Laurence Ligneau, Chambre d’agriculture de Bretagne
La coopérative Terrena récompense les adhérents qui s’engagent dans le programme AgriCO2 de réduction de gaz à effet de serre et adoptent une ou plusieurs mesures techniques (lin dans l’alimentation, introduction de légumineuses à graines, de haies…). Les éleveurs laitiers engagés peuvent monnayer les tonnes de CO2 non émises par leur troupeau en bons d’achat pour s’approvisionner en intrants (aliments, semences et divers matériels « verts » tels que des luminaires à leds, des clôtures photovoltaïques, des récupérateurs de chaleur pour tank à lait, etc.). Des entreprises, comme Danone, travaillent aussi à réduire les émissions de leurs producteurs. Beaucoup d’entreprises s’engagent dans une démarche Carbone neutre… L’agriculture doit capitaliser sur le stockage du carbone. Une augmentation de matière organique dans le sol peut compenser une bonne partie des gaz à effet de serre émis.
Philippe Mérot, Inra
Le changement climatique a des conséquences partout dans le monde. Les élevages ont intérêt à être de plus en plus autonomes. Le prix du soja va, par exemple, fluctuer en fonction des aléas météorologiques de plus en plus nombreux dans les régions productrices. La Bretagne a peu de ressources propres d’eau bleue (nappes et rivières venant d’autres régions). Elle va en manquer. Nos sols sont peu profonds et ont une faible capacité à stocker de l’eau verte (celle qui est transformée en végétaux). Il va y avoir une compétition pour s’accaparer ces eaux entre l’agriculture et les autres secteurs consommateurs. C’est la fragilité de l’agriculture bretonne. Les sécheresses vont s’accentuer en été. La production des prairies sera forte en hiver et au printemps ; il faudra s’y adapter. Le rendement du blé stagne depuis plusieurs années. C’est déjà, en partie, lié à l’évolution du climat.
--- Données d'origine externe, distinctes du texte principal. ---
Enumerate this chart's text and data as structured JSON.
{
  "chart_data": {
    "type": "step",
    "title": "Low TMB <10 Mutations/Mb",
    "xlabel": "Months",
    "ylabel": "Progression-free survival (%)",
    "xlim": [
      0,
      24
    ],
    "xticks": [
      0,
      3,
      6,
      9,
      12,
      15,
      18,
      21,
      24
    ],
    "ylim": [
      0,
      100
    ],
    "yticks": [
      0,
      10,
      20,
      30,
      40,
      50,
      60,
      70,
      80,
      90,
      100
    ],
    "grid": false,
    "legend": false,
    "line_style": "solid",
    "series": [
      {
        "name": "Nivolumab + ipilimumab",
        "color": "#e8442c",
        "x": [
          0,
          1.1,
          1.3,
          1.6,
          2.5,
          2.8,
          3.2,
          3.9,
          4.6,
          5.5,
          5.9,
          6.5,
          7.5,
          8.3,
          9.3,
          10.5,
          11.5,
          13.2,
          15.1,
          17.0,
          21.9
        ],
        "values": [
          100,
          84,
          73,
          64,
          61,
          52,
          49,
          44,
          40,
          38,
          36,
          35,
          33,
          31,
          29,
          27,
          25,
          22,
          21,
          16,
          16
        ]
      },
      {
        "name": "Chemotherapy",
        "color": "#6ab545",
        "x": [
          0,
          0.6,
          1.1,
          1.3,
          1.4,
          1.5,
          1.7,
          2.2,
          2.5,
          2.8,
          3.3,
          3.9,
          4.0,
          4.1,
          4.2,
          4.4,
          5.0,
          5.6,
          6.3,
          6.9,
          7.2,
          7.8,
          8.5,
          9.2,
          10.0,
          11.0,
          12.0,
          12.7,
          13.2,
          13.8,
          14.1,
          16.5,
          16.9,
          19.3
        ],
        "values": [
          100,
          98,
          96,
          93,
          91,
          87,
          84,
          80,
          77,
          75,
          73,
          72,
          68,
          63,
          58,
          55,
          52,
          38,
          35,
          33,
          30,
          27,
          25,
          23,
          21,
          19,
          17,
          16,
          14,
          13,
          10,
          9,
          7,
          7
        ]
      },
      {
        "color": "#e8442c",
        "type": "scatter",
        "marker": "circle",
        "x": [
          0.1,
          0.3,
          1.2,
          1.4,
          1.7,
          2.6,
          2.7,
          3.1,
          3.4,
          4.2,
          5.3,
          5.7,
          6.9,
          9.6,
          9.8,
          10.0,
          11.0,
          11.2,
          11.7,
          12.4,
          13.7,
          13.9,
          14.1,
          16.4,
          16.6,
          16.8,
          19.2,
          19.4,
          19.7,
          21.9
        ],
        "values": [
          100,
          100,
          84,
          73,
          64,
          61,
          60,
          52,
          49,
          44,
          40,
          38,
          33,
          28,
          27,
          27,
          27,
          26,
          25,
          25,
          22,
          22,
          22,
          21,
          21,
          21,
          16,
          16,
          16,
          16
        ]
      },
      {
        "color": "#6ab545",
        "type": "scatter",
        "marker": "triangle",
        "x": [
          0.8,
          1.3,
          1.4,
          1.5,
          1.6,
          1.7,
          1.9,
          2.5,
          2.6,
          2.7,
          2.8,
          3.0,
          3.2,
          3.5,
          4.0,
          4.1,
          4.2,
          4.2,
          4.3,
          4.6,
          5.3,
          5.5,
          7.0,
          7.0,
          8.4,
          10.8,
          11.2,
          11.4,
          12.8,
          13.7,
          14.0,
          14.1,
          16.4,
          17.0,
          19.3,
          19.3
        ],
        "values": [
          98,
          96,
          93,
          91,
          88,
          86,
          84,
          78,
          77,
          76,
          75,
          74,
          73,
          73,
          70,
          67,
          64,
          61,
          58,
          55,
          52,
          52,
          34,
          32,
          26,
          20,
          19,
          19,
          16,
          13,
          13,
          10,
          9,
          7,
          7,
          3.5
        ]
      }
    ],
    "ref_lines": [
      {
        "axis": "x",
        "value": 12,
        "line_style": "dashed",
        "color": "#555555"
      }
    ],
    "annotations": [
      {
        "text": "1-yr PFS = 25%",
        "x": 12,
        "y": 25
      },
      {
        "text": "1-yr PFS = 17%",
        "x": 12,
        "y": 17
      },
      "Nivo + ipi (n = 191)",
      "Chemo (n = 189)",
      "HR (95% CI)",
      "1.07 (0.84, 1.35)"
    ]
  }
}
Les accidents de culture seront plus nombreux (échaudage…) et limiteront les progrès.
Pierre Daniel, Agriculteur
Nous ne découvrons pas les changements. Nous évoluons en permanence. Les indices de maïs semés ne sont plus les mêmes, le ray grass italien a été abandonné…. Les premiers diagnostics moteurs datent des années 90. On note d’ailleurs que, quand le prix du gasoil augmente, ces diagnostics sont plus nombreux. Avec les partenaires Aile, Ademe, nous travaillons sur les économies d’énergie : consommation dans les serres, isolation des bâtiments, techniques culturales simplifiées, introduction de la luzerne et des mélanges prairiaux, échanges parcellaires… Il n’y a pas de solution miracle, beaucoup d’efforts restent à faire. D’autres voies sont à explorer : les haies ont une formidable capacité de stockage de carbone (aérien et dans le sol). Nos élus devront nous soutenir pour valoriser ce capital agricole.